Atlético are no losers, and like Manchester City's early dominance over Manchester United, were probably the better side until economics (and Di Stéfano in Madrid's case) came along to change matters for ever. Atlético lie fifth in the all-time ranking of Spanish clubs, a table whose criteria of success date from clubs' records since the dawning of the professional league in 1928/29.
They were fourth in the all-time table until being pipped recently by Valencia, but in terms of trophies they're well ahead of them. They have won nine league titles, nine Kings' Cups and one Cup Winners' Cup (1962). They also made it to the European Cup Final in 1974, and were beaten in Brussels by Bayern Munich after holding them to a 1-1 draw in the original tie. They won two consecutive league titles in 1950 and 1951 under the stewardship of the famous Helenio Herrera, and three years before they beat Real Madrid 5-0 in the old Metropolitano, their most famous derbi victory to date in the year in which Real Madrid were almost relegated.
Another interesting fact is that the two clubs have met on three occasions in the King's Cup final, and in all three Atlético have won, the last time as recently as 1992. The most internationally significant meeting between them was however in 1959, when both sides reached the semi-finals of the European Cup and were drawn together - the mother of all derbis. Atlético came close to breaking that famous run of European Cup wins by arguably the greatest side of all time, taking Real to a third game in Zaragoza where they finally succumbed 2-1. They could have changed the course of Spanish football history that night, but it wasn't to be.

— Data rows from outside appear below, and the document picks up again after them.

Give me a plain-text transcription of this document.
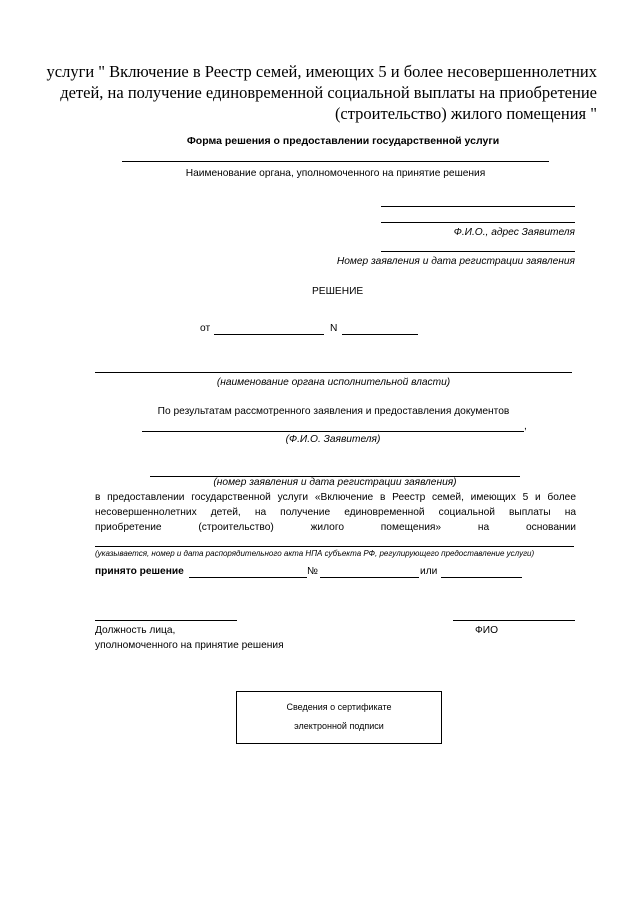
услуги " Включение в Реестр семей, имеющих 5 и более несовершеннолетних
детей, на получение единовременной социальной выплаты на приобретение
(строительство) жилого помещения "
Форма решения о предоставлении государственной услуги
Наименование органа, уполномоченного на принятие решения
Ф.И.О., адрес Заявителя
Номер заявления и дата регистрации заявления
РЕШЕНИЕ
от	N
(наименование органа исполнительной власти)
По результатам рассмотренного заявления и предоставления документов
,
(Ф.И.О. Заявителя)
(номер заявления и дата регистрации заявления)
в предоставлении государственной услуги «Включение в Реестр семей, имеющих 5 и более
несовершеннолетних детей, на получение единовременной социальной выплаты на
приобретение (строительство) жилого помещения» на основании
(указывается, номер и дата распорядительного акта НПА субъекта РФ, регулирующего предоставление услуги)
принято решение	№	или
Должность лица,
уполномоченного на принятие решения
ФИО
Сведения о сертификате
электронной подписи
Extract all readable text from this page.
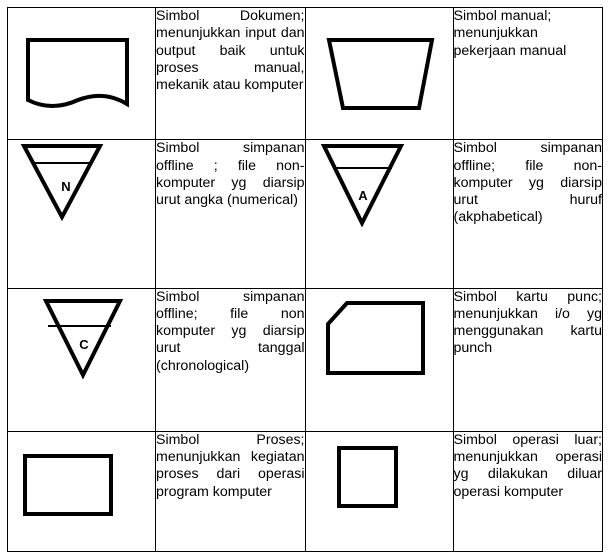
	Simbol Dokumen; menunjukkan input dan output baik untuk proses manual, mekanik atau komputer		Simbol manual; menunjukkan pekerjaan manual

N	Simbol simpanan offline ; file non-komputer yg diarsip urut angka (numerical)	A	Simbol simpanan offline; file non-komputer yg diarsip urut huruf (akphabetical)

C	Simbol simpanan offline; file non komputer yg diarsip urut tanggal (chronological)		Simbol kartu punc; menunjukkan i/o yg menggunakan kartu punch

	Simbol Proses; menunjukkan kegiatan proses dari operasi program komputer		Simbol operasi luar; menunjukkan operasi yg dilakukan diluar operasi komputer
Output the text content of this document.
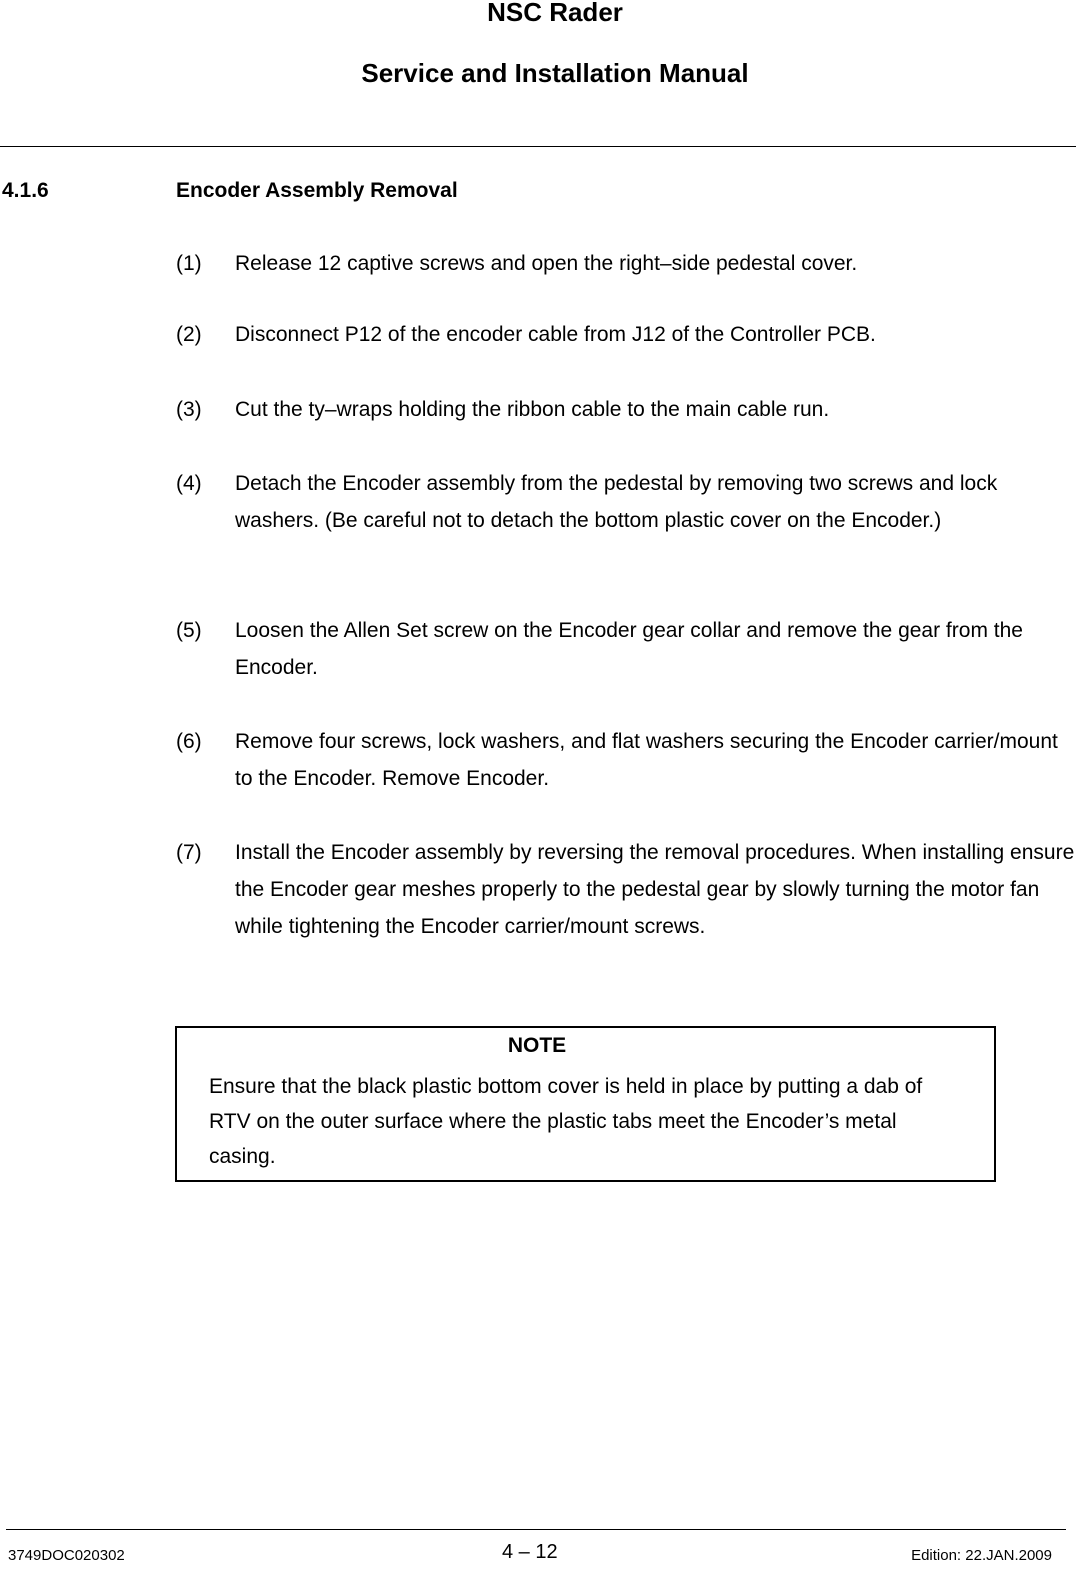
NSC Rader
Service and Installation Manual
4.1.6	Encoder Assembly Removal
(1) Release 12 captive screws and open the right–side pedestal cover.
(2) Disconnect P12 of the encoder cable from J12 of the Controller PCB.
(3) Cut the ty–wraps holding the ribbon cable to the main cable run.
(4) Detach the Encoder assembly from the pedestal by removing two screws and lock washers. (Be careful not to detach the bottom plastic cover on the Encoder.)
(5) Loosen the Allen Set screw on the Encoder gear collar and remove the gear from the Encoder.
(6) Remove four screws, lock washers, and flat washers securing the Encoder carrier/mount to the Encoder. Remove Encoder.
(7) Install the Encoder assembly by reversing the removal procedures. When installing ensure the Encoder gear meshes properly to the pedestal gear by slowly turning the motor fan while tightening the Encoder carrier/mount screws.
NOTE
Ensure that the black plastic bottom cover is held in place by putting a dab of RTV on the outer surface where the plastic tabs meet the Encoder’s metal casing.
3749DOC020302	4 – 12	Edition: 22.JAN.2009
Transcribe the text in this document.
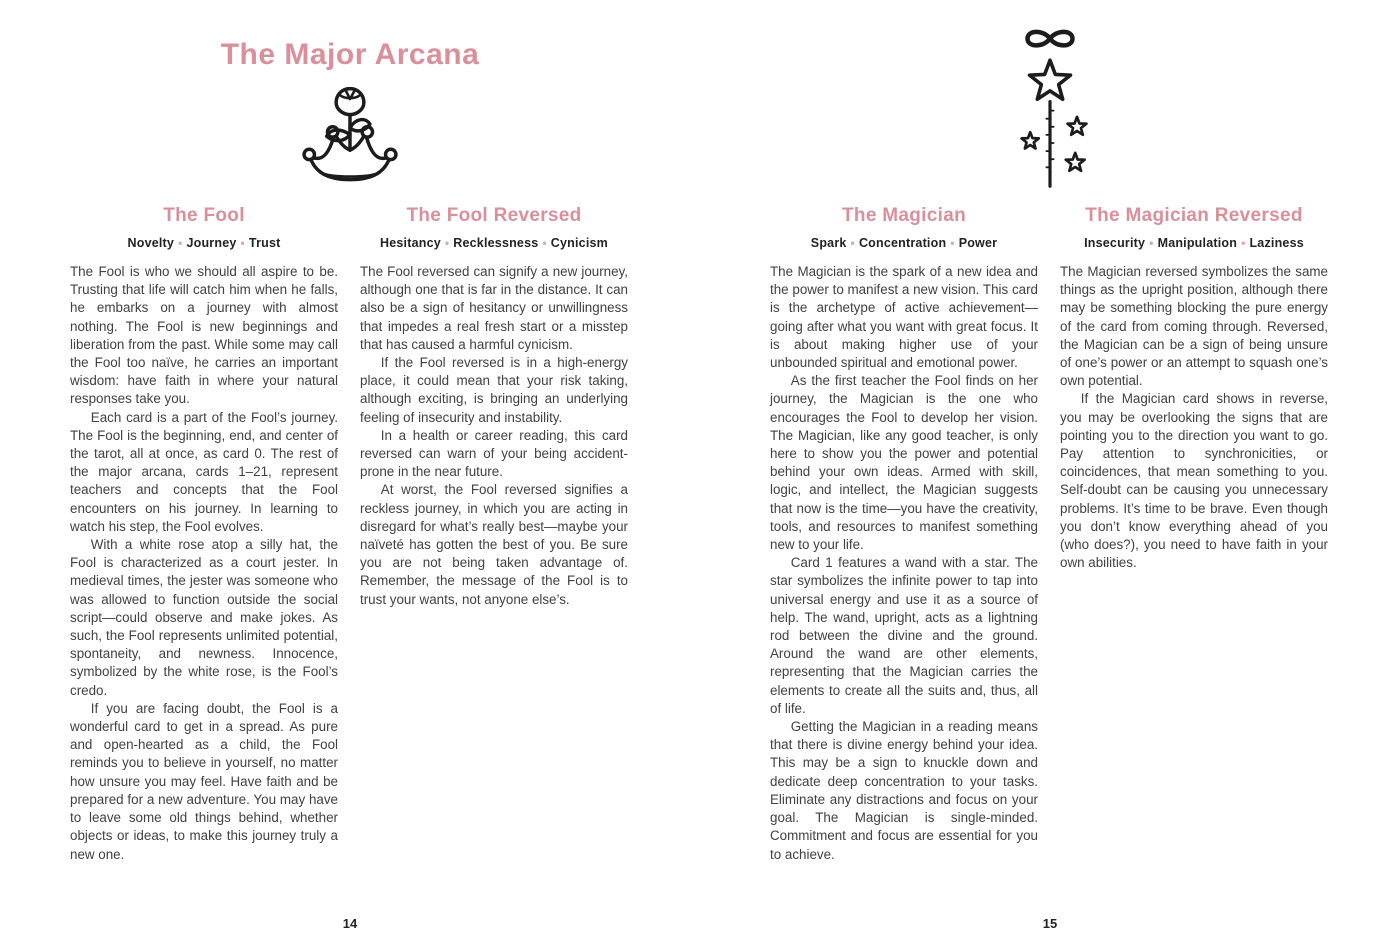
The Major Arcana
The Fool
Novelty • Journey • Trust

The Fool is who we should all aspire to be. Trusting that life will catch him when he falls, he embarks on a journey with almost nothing. The Fool is new beginnings and liberation from the past. While some may call the Fool too naïve, he carries an important wisdom: have faith in where your natural responses take you.

Each card is a part of the Fool’s journey. The Fool is the beginning, end, and center of the tarot, all at once, as card 0. The rest of the major arcana, cards 1–21, represent teachers and concepts that the Fool encounters on his journey. In learning to watch his step, the Fool evolves.

With a white rose atop a silly hat, the Fool is characterized as a court jester. In medieval times, the jester was someone who was allowed to function outside the social script—could observe and make jokes. As such, the Fool represents unlimited potential, spontaneity, and newness. Innocence, symbolized by the white rose, is the Fool’s credo.

If you are facing doubt, the Fool is a wonderful card to get in a spread. As pure and open-hearted as a child, the Fool reminds you to believe in yourself, no matter how unsure you may feel. Have faith and be prepared for a new adventure. You may have to leave some old things behind, whether objects or ideas, to make this journey truly a new one.

The Fool Reversed
Hesitancy • Recklessness • Cynicism

The Fool reversed can signify a new journey, although one that is far in the distance. It can also be a sign of hesitancy or unwillingness that impedes a real fresh start or a misstep that has caused a harmful cynicism.

If the Fool reversed is in a high-energy place, it could mean that your risk taking, although exciting, is bringing an underlying feeling of insecurity and instability.

In a health or career reading, this card reversed can warn of your being accident-prone in the near future.

At worst, the Fool reversed signifies a reckless journey, in which you are acting in disregard for what’s really best—maybe your naïveté has gotten the best of you. Be sure you are not being taken advantage of. Remember, the message of the Fool is to trust your wants, not anyone else’s.

14
The Magician
Spark • Concentration • Power

The Magician is the spark of a new idea and the power to manifest a new vision. This card is the archetype of active achievement—going after what you want with great focus. It is about making higher use of your unbounded spiritual and emotional power.

As the first teacher the Fool finds on her journey, the Magician is the one who encourages the Fool to develop her vision. The Magician, like any good teacher, is only here to show you the power and potential behind your own ideas. Armed with skill, logic, and intellect, the Magician suggests that now is the time—you have the creativity, tools, and resources to manifest something new to your life.

Card 1 features a wand with a star. The star symbolizes the infinite power to tap into universal energy and use it as a source of help. The wand, upright, acts as a lightning rod between the divine and the ground. Around the wand are other elements, representing that the Magician carries the elements to create all the suits and, thus, all of life.

Getting the Magician in a reading means that there is divine energy behind your idea. This may be a sign to knuckle down and dedicate deep concentration to your tasks. Eliminate any distractions and focus on your goal. The Magician is single-minded. Commitment and focus are essential for you to achieve.

The Magician Reversed
Insecurity • Manipulation • Laziness

The Magician reversed symbolizes the same things as the upright position, although there may be something blocking the pure energy of the card from coming through. Reversed, the Magician can be a sign of being unsure of one’s power or an attempt to squash one’s own potential.

If the Magician card shows in reverse, you may be overlooking the signs that are pointing you to the direction you want to go. Pay attention to synchronicities, or coincidences, that mean something to you. Self-doubt can be causing you unnecessary problems. It’s time to be brave. Even though you don’t know everything ahead of you (who does?), you need to have faith in your own abilities.

15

It was this period, in fact, that forged the present identity of Atlético, since their excellent side of the early 'sixties was totally overshadowed by Real's international exploits. Atlético seemed to develop a chip on their shoulder at being shunned by Real, as if the big boys from the posher neighbourhood didn't want to get too deeply involved - partly out of their hatred for Barça and partly out of indifference towards Atlético. By ignoring them, Real implied there was no competition.
Atlético seemed to fall for this, and took on a rougher edge to compensate for the snub. That's what you still see today, and it was very apparent in the rapturous reaction to Torres' goal, and the abuse heaped onto Guti's blonde locks as he walked off the pitch after being substituted.
Guti was offered a contract by Atlético in the summer, when he was still in dispute with Real. He turned the offer down, implying in a press conference that the Calderón wasn't really big enough for a guy like him.
Elsewhere, Barcelona returned to winning ways after their midweek trauma at the hands of Liverpool, with Eto'o back in the ranks. He scored, and Ronaldinho took off his shirt at the end to show everyone that he wasn't as fat as was being implied in the press. All chums together now, it would seem.
And finally, Osasuna played their 1,000th game in the top flight in a carnival atmosphere, but lost 0-2 at home to Espanyol. Rather like Atlético Madrid, who celebrated their centenary in 2003 with a giant paella, cooked outside the stadium to feed 5,000 fans who had walked from the Neptune Fountain to the stadium carrying the world's largest scarf, knitted lovingly by a group of fans for weeks before the game. Then they went and lost their centenary game, to Osasuna, curiously enough. A typical day out in Atlético's accidental history, but at least they didn't lose it to Real Madrid.